In [1]:
# Data
X = ['this movie was bad', 'it was not good and really bad', 'this movie was good']
y = [1, 1, 0]

## Simple Rule Based Classifier
This approach uses keywords as input to find occuring words or ngrams in texts. Keep in mind that just one match is enough to predict the given class. If you have a mix of positive and negative features in one text this rule based classifier is not the best one.

#### Model

In [2]:
import numpy as np
from sklearn.base import BaseEstimator, ClassifierMixin
from flashtext import KeywordProcessor

class RuleBasedClassifier(BaseEstimator, ClassifierMixin):
    
    def __init__(self, keywords, random_state=None, verbose=0):
        self.random_state = random_state
        self.verbose      = verbose
        self.load_rules(keywords)
        
    def get_rules_size(self):
        """Get count of rules loaded"""
        return len(self.rules.get_all_keywords())
        
    def load_rules(self, keywords):
        """Loading rules"""
        self.rules = KeywordProcessor()
        for keyword in keywords:
            self.rules.add_keyword(keyword)
        if self.verbose==1: print("Rules loaded:", self.get_rules_size())
    
    def predict(self, X):
        """Predict by rules matching"""
        y = np.zeros(len(X), dtype=np.int)
        for idx, text in enumerate(X):
            rules_found = self.rules.extract_keywords(text)
            if len(rules_found) > 0:
                y[idx] = 1
        return y

#### Evaluation

In [3]:
keywords = ['bad', 'not tasty', 'not good', 'crap']

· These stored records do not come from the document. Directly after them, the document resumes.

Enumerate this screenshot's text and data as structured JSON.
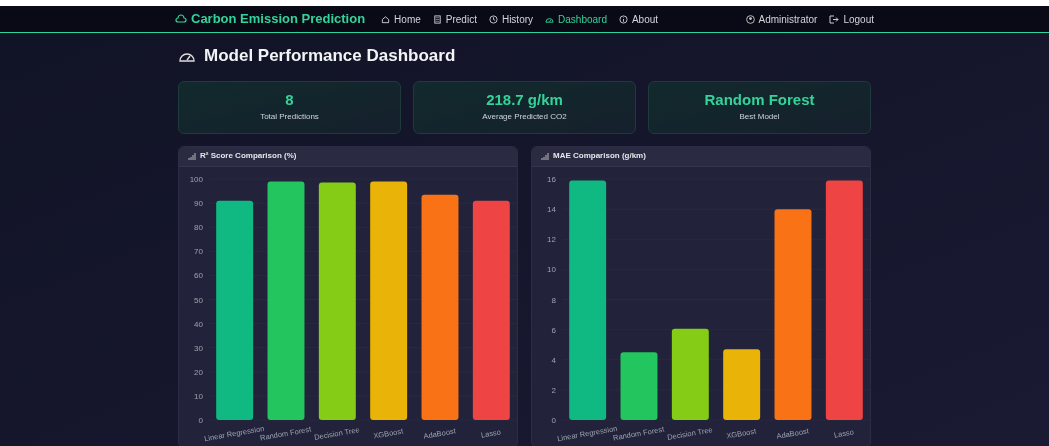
{
  "nav": {
    "brand": "Carbon Emission Prediction",
    "links": [
      {
        "label": "Home",
        "selected": false
      },
      {
        "label": "Predict",
        "selected": false
      },
      {
        "label": "History",
        "selected": false
      },
      {
        "label": "Dashboard",
        "selected": true
      },
      {
        "label": "About",
        "selected": false
      }
    ],
    "user": "Administrator",
    "logout": "Logout"
  },
  "title": "Model Performance Dashboard",
  "stats": [
    {
      "value": "8",
      "label": "Total Predictions"
    },
    {
      "value": "218.7 g/km",
      "label": "Average Predicted CO2"
    },
    {
      "value": "Random Forest",
      "label": "Best Model"
    }
  ],
  "charts": [
    {
      "title": "R² Score Comparison (%)",
      "chart_data": {
        "type": "bar",
        "categories": [
          "Linear Regression",
          "Random Forest",
          "Decision Tree",
          "XGBoost",
          "AdaBoost",
          "Lasso"
        ],
        "values": [
          91,
          99,
          98.5,
          99,
          93.5,
          91
        ],
        "ylim": [
          0,
          100
        ],
        "yticks": [
          0,
          10,
          20,
          30,
          40,
          50,
          60,
          70,
          80,
          90,
          100
        ],
        "grid": true
      }
    },
    {
      "title": "MAE Comparison (g/km)",
      "chart_data": {
        "type": "bar",
        "categories": [
          "Linear Regression",
          "Random Forest",
          "Decision Tree",
          "XGBoost",
          "AdaBoost",
          "Lasso"
        ],
        "values": [
          15.9,
          4.5,
          6.05,
          4.7,
          14,
          15.9
        ],
        "ylim": [
          0,
          16
        ],
        "yticks": [
          0,
          2,
          4,
          6,
          8,
          10,
          12,
          14,
          16
        ],
        "grid": true
      }
    }
  ]
}
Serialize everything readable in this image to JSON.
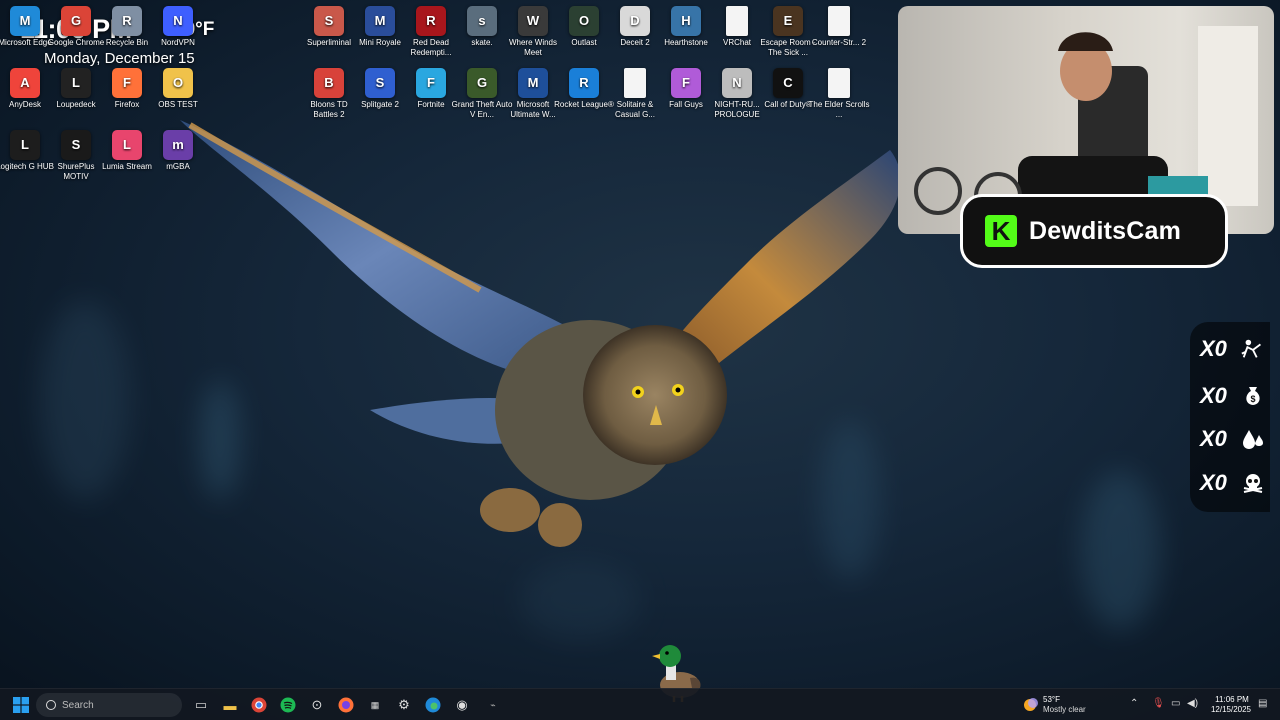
{
  "clock_widget": {
    "time": "11:06 PM",
    "temperature": "50°F",
    "date": "Monday, December 15"
  },
  "desktop_icons": [
    {
      "label": "Microsoft Edge",
      "icon": "edge-icon",
      "color": "#1f8ad8"
    },
    {
      "label": "Google Chrome",
      "icon": "chrome-icon",
      "color": "#db4437"
    },
    {
      "label": "Recycle Bin",
      "icon": "recycle-bin-icon",
      "color": "#7f8fa3"
    },
    {
      "label": "NordVPN",
      "icon": "nordvpn-icon",
      "color": "#3e5fff"
    },
    {
      "label": "AnyDesk",
      "icon": "anydesk-icon",
      "color": "#ef443b"
    },
    {
      "label": "Loupedeck",
      "icon": "loupedeck-icon",
      "color": "#222222"
    },
    {
      "label": "Firefox",
      "icon": "firefox-icon",
      "color": "#ff7139"
    },
    {
      "label": "OBS TEST",
      "icon": "folder-icon",
      "color": "#f0c24a"
    },
    {
      "label": "Logitech G HUB",
      "icon": "logitech-icon",
      "color": "#1d1d1d"
    },
    {
      "label": "ShurePlus MOTIV",
      "icon": "shure-icon",
      "color": "#1a1a1a"
    },
    {
      "label": "Lumia Stream",
      "icon": "lumia-icon",
      "color": "#e8456d"
    },
    {
      "label": "mGBA",
      "icon": "mgba-icon",
      "color": "#6a3ea8"
    },
    {
      "label": "Superliminal",
      "icon": "superliminal-icon",
      "color": "#c9584a"
    },
    {
      "label": "Mini Royale",
      "icon": "mini-royale-icon",
      "color": "#2a4d9a"
    },
    {
      "label": "Red Dead Redempti...",
      "icon": "red-dead-icon",
      "color": "#a8161c"
    },
    {
      "label": "skate.",
      "icon": "skate-icon",
      "color": "#5a6d7d"
    },
    {
      "label": "Where Winds Meet",
      "icon": "where-winds-meet-icon",
      "color": "#3a3a3a"
    },
    {
      "label": "Outlast",
      "icon": "outlast-icon",
      "color": "#2b4032"
    },
    {
      "label": "Deceit 2",
      "icon": "deceit-icon",
      "color": "#d9d9d9"
    },
    {
      "label": "Hearthstone",
      "icon": "hearthstone-icon",
      "color": "#3774a8"
    },
    {
      "label": "VRChat",
      "icon": "document-icon",
      "color": "#f4f4f4"
    },
    {
      "label": "Escape Room - The Sick ...",
      "icon": "escape-room-icon",
      "color": "#4a3420"
    },
    {
      "label": "Counter-Str... 2",
      "icon": "document-icon",
      "color": "#f4f4f4"
    },
    {
      "label": "Bloons TD Battles 2",
      "icon": "bloons-icon",
      "color": "#d8423a"
    },
    {
      "label": "Splitgate 2",
      "icon": "splitgate-icon",
      "color": "#2f5fd0"
    },
    {
      "label": "Fortnite",
      "icon": "fortnite-icon",
      "color": "#2aa7e0"
    },
    {
      "label": "Grand Theft Auto V En...",
      "icon": "gta-icon",
      "color": "#3a5a2a"
    },
    {
      "label": "Microsoft Ultimate W...",
      "icon": "microsoft-ultimate-icon",
      "color": "#1e4f9a"
    },
    {
      "label": "Rocket League®",
      "icon": "rocket-league-icon",
      "color": "#1a7fd8"
    },
    {
      "label": "Solitaire & Casual G...",
      "icon": "document-icon",
      "color": "#f4f4f4"
    },
    {
      "label": "Fall Guys",
      "icon": "fall-guys-icon",
      "color": "#b05bd8"
    },
    {
      "label": "NIGHT-RU... PROLOGUE",
      "icon": "night-run-icon",
      "color": "#bdbdbd"
    },
    {
      "label": "Call of Duty®",
      "icon": "call-of-duty-icon",
      "color": "#111111"
    },
    {
      "label": "The Elder Scrolls ...",
      "icon": "document-icon",
      "color": "#f4f4f4"
    }
  ],
  "webcam": {
    "badge_name": "DewditsCam",
    "accent": "#53fc18"
  },
  "stats": [
    {
      "count": "X0",
      "icon": "kill-icon"
    },
    {
      "count": "X0",
      "icon": "money-bag-icon"
    },
    {
      "count": "X0",
      "icon": "blood-drop-icon"
    },
    {
      "count": "X0",
      "icon": "skull-icon"
    }
  ],
  "taskbar": {
    "search_placeholder": "Search",
    "weather_temp": "53°F",
    "weather_desc": "Mostly clear",
    "time": "11:06 PM",
    "date": "12/15/2025"
  }
}
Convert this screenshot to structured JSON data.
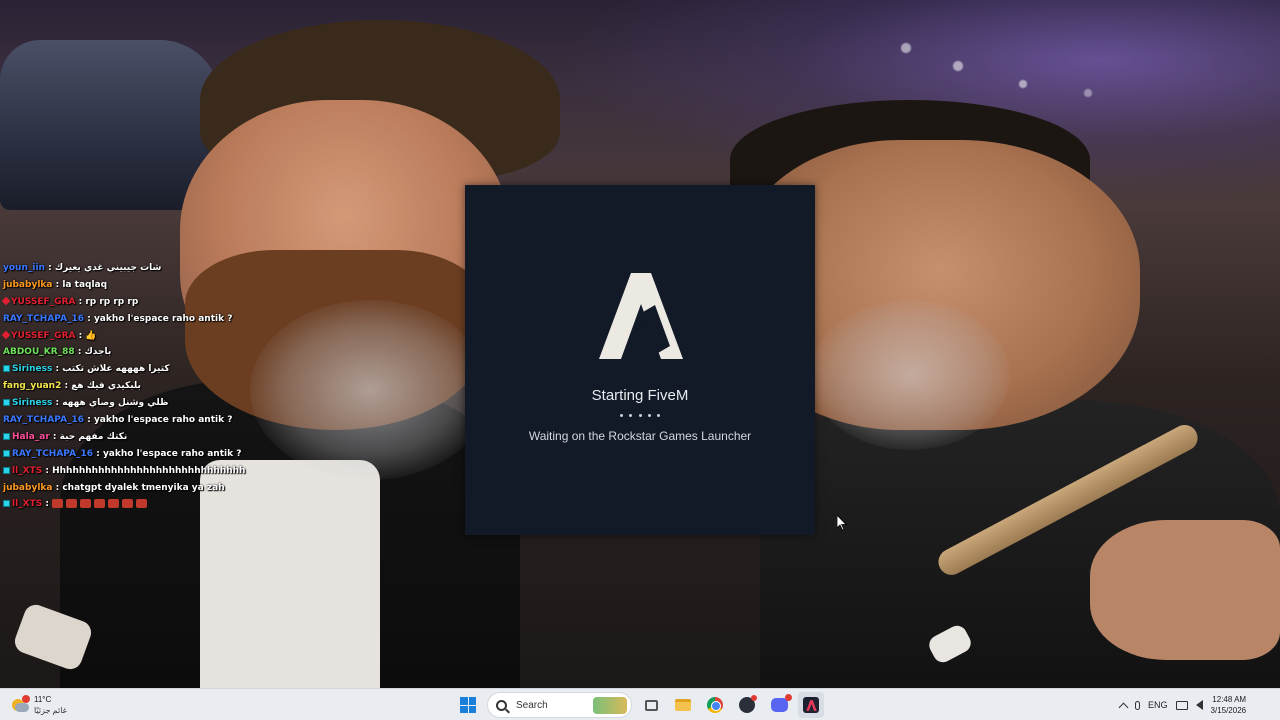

rule = RuleBasedClassifier(keywords, verbose=1)
rule.predict(X)

Rules loaded: 4


array([1, 1, 0])

## Handselected Feature Classifier
This classifier uses predefined features (e.g. words, ngrams) and lookups in which texts this features occurs. The result is a bag of words approach as input for a classifier e.g. RandomForest to train on. Its a mix of rule based and machine learning which can handle the problem described at simple rule based classifier.

In [4]:
from sklearn.ensemble import RandomForestClassifier
from sklearn.base import BaseEstimator, ClassifierMixin
from flashtext import KeywordProcessor
import numpy as np

class HandselectedFeatureClassifier(BaseEstimator, ClassifierMixin):
    """This classifier learns handselected features to estimate the target"""
    
    def __init__(self, estimator, features, random_state=None, verbose=0):
        self.estimator         = estimator
        self.random_state      = random_state
        self.verbose           = verbose
        self.estimator.verbose = self.verbose
        self.load_features(features)
        
    def load_features(self, features):
        """Loading features"""
        self.rules = KeywordProcessor()
        for feature in features:
            self.rules.add_keyword(feature)
        if self.verbose==1: print("Features loaded:", self.get_features_size())
    
    def transform(self, X):
        """Vectorize texts by bow approach"""
        X_vector = np.zeros([len(X),self.get_features_size()], dtype=np.int)
        for idx_entry, text in enumerate(X):
            for idx_rule, rule in enumerate(self.rules.get_all_keywords()):
                if rule in text:
                    X_vector[idx_entry][idx_rule] = 1
        return X_vector
    
    def get_features_size(self):
        """Get the amount of features loaded"""
        return len(self.rules.get_all_keywords())
    
    def fit(self, X, y):
        """Train estimator with features and targets"""
        self.estimator.fit(X, y)
    
    def predict(self, X):
        """Predict on data"""
        return self.estimator.predict(X)
    
    def get_estimator_params(self):
        """Get estimator params"""
        return self.estimator.get_params()

In [5]:
handSelected_features = ['bad', 'good', 'great', 'crap', 'not good']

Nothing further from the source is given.